[Discuss] khugepaged + vmware = massive CPU load
Matthew Gillen
me at mattgillen.net
Mon Dec 14 15:06:02 EST 2015
On 12/13/2015 3:54 PM, Shankar Viswanathan wrote:
> On Fri, 11 Dec 2015 06:42:14 -0500
> Dan Ritter <dsr at randomstring.org> wrote:
>
>> Normally your system keeps track of memory in 4KB pages. They're
>> analogous to filesystem blocks. Performance is improved when you
>> can satisfy memory allocation requests with less overhead, so
>> hugepages were created. A hugepage is a 2MB page.
>
> On x86_64 (aka amd64) systems, hugepage can also be 1GB. But barring large databases and playback of large media files, there isn't any benefit from using 1GB pages (it will actually harm performance for most other applications).
>
> The reason large page sizes are useful is that one 2MB page only uses a single TLB entry in the processor whereas the same 2MB space will need 512 entries if mapped as 4KB pages. So depending on TLB sizes in the processor, you could have lots of TLB misses if you use smaller pages, and each TLB miss takes a large number of processor cycles to do a "table walk" and fetch the translation. TLB pressure is even higher if virtualization is being used as both guest and host translations have to share the TLB.
That explains why hugepages are useful, but it doesn't explain why it
would be detrimental in some cases.
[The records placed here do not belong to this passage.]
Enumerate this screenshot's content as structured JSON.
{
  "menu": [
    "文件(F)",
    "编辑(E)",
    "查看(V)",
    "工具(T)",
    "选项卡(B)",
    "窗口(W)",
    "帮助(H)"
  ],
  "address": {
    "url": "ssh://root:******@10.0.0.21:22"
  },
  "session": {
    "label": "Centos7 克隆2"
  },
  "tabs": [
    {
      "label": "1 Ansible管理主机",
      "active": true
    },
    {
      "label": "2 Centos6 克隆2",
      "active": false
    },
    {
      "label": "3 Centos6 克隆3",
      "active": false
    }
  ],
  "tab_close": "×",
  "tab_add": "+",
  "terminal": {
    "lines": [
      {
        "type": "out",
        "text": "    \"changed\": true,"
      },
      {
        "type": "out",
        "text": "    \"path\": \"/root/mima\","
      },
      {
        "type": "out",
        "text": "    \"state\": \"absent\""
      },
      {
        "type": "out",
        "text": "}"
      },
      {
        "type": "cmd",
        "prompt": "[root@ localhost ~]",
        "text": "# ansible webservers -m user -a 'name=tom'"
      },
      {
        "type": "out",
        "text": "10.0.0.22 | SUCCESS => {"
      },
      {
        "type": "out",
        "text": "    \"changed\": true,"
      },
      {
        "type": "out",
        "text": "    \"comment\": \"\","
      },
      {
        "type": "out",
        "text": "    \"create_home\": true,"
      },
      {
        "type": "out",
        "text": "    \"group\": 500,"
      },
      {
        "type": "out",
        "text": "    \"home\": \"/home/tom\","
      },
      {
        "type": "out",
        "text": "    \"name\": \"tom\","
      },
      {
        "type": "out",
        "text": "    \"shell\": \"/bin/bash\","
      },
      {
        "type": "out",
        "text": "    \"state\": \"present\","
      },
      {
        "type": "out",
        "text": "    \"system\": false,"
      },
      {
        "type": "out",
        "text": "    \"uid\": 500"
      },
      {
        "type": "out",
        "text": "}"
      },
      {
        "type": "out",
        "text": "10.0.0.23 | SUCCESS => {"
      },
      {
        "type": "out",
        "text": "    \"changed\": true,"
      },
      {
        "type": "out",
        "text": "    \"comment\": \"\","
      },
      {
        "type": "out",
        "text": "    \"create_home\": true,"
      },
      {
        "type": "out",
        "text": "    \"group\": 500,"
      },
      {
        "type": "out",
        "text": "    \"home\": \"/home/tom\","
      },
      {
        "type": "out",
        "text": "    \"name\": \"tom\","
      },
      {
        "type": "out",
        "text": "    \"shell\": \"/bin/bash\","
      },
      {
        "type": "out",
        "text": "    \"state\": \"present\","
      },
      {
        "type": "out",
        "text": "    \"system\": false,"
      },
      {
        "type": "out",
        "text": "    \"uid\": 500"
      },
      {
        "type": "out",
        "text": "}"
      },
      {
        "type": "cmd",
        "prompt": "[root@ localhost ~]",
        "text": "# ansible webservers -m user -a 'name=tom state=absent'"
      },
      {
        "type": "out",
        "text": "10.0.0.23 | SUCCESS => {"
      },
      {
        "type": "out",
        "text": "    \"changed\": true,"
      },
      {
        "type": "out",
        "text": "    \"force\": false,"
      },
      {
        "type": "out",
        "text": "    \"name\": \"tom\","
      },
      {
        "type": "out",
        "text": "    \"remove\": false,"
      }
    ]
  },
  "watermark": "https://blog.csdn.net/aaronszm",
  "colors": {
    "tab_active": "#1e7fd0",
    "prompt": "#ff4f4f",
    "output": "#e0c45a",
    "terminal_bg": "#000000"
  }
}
The best I could come up with is
that certain applications try to be too cute with their memory
management for efficiency reasons (e.g. image processing), and only deal
with 4KB chunks anyway (i.e. because they "know" how the underlying
memory management works, so they over-optimized based on it). So
loading that 1MB image, which should take 256 4KB pages now takes 256
2MB pages, which comes out to ~536MB. Which is probably more memory
than you have spare on your system.
Does that sound plausible (excusing any arithmetic errors)?